20 December 2009

Health Insurance Reform - a Disaster on Multiple Fronts

This week Bill Moyers has Matt Taibbi and Robert Kutner on the show. They are offering, essentially, a post mortem on health care reform. Kutner identifies the political problem facing the Democrats - having accommodated the insurance industry, the government is now in a position of being authoritarian and playing in to right-wing nightmares. The government will be ordering people to buy expensive and inadequate individual policies from private profit-making entities. What the average individual will see is the compulsion and inadequacy - the government forcing individuals to incur specific costs. The alternative of a single payer system would've ended up looking like Social Security - a universal benefit.

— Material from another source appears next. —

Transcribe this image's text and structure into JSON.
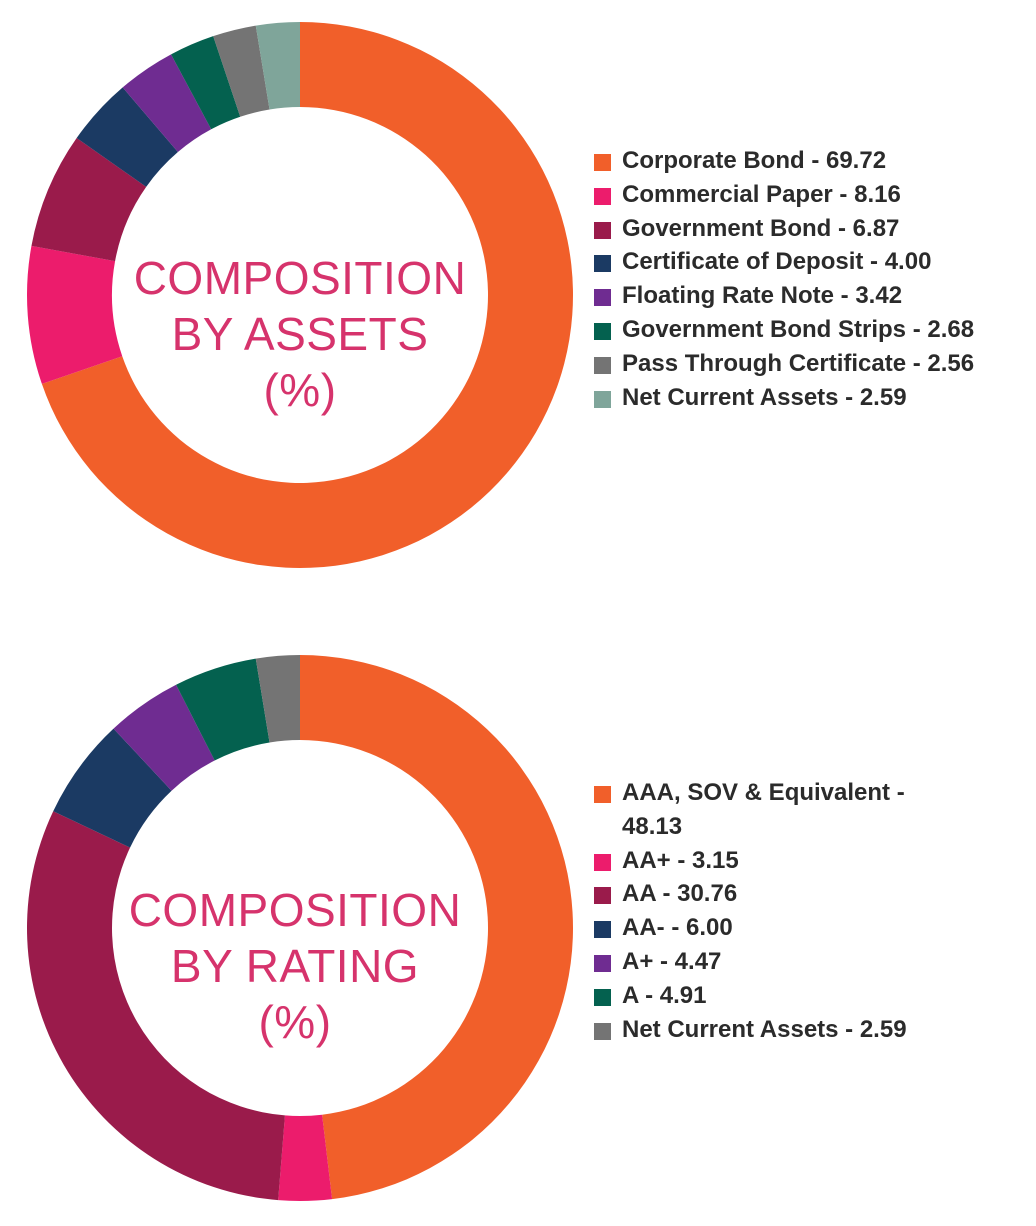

In other words, this is a political as well as a policy disaster.

Kutner and Taibbi are on opposite sides on whether they'd vote for the legislation is they could. Taibbi says no, Kutner says yes.

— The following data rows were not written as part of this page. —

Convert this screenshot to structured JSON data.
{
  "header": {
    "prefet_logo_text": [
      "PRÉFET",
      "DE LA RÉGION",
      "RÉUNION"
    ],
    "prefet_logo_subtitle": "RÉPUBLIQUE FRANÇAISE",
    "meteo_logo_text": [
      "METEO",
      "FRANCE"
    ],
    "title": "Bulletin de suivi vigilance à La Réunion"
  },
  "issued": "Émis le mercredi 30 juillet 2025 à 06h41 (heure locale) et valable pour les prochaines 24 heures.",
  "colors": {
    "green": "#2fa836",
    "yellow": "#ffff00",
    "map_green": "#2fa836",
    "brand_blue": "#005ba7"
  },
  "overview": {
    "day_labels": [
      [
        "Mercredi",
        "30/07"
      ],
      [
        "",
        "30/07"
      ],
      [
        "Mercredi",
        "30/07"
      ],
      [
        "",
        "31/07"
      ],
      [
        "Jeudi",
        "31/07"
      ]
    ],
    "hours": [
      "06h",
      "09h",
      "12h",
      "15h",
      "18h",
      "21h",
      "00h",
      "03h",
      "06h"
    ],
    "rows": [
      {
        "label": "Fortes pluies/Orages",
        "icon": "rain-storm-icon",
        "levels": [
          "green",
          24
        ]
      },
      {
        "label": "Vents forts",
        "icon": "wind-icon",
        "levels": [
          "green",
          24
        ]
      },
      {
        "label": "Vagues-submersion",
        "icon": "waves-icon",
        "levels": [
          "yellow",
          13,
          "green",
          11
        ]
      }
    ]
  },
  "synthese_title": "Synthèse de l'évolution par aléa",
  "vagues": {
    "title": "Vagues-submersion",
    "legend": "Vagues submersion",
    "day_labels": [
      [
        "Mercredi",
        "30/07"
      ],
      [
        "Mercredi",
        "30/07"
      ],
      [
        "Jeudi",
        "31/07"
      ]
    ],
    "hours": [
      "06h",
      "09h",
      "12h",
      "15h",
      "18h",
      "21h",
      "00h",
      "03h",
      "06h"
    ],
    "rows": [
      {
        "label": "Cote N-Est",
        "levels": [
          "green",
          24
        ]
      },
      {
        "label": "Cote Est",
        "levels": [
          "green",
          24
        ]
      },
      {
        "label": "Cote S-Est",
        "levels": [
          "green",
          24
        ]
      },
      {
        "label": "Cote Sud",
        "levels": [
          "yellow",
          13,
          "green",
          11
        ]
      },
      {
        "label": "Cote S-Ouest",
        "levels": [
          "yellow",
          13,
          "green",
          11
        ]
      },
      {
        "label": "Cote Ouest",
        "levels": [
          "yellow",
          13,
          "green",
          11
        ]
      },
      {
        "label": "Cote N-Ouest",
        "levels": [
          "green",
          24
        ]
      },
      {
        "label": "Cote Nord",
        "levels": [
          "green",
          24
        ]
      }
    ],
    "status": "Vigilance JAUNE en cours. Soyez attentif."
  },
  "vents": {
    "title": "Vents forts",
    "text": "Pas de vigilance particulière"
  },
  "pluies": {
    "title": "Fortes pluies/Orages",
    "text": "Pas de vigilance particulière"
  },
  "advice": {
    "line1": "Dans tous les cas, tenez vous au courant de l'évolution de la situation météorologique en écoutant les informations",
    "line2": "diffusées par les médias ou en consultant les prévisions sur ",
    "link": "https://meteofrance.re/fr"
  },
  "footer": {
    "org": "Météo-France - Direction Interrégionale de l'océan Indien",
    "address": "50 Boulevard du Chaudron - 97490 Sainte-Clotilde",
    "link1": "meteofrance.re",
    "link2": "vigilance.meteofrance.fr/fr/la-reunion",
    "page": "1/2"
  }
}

Blogger Pietro de Simone said...

at least there's time for a third-party for 2012?

20 December, 2009 15:33  
Blogger Dawei_in_Beijing said...

I honestly can't believe how this bill is developing! The final version will likely not only be without a public option, but it might actually force consumers and small businesses to purchase private insurance or suffer financial penalties! This is INSANE!!! Obama is smoking crack if he thinks Americans will go for this! What a good for nothing bum! Can you say "buyer's remorse"?!

22 December, 2009 16:08  
Blogger beatriz said...

health insurance reform is not health care reform...it will be "illegal" to be alive unless ya pay up and shut up. i'm now calling it the "great american kill-off." Most surprising to me is that it is not necessarily a class issue, but an insanely cruel grappling for profits.

25 December, 2009 03:05  
Blogger Tony said...

According to the market-research group Datamonitor, medical inflation is the reason for yearly increases of 8% in health insurance premiums. The steady progress in the development of new drugs, therapies and equipment used to diagnose medical conditions and the resulting costs are an obvious reason for this. This is understandable and everyone wants the latest in diagnostics and treatments. Equipment becomes obsolete with time and invariably the very words newer and improved mean a rise in cost.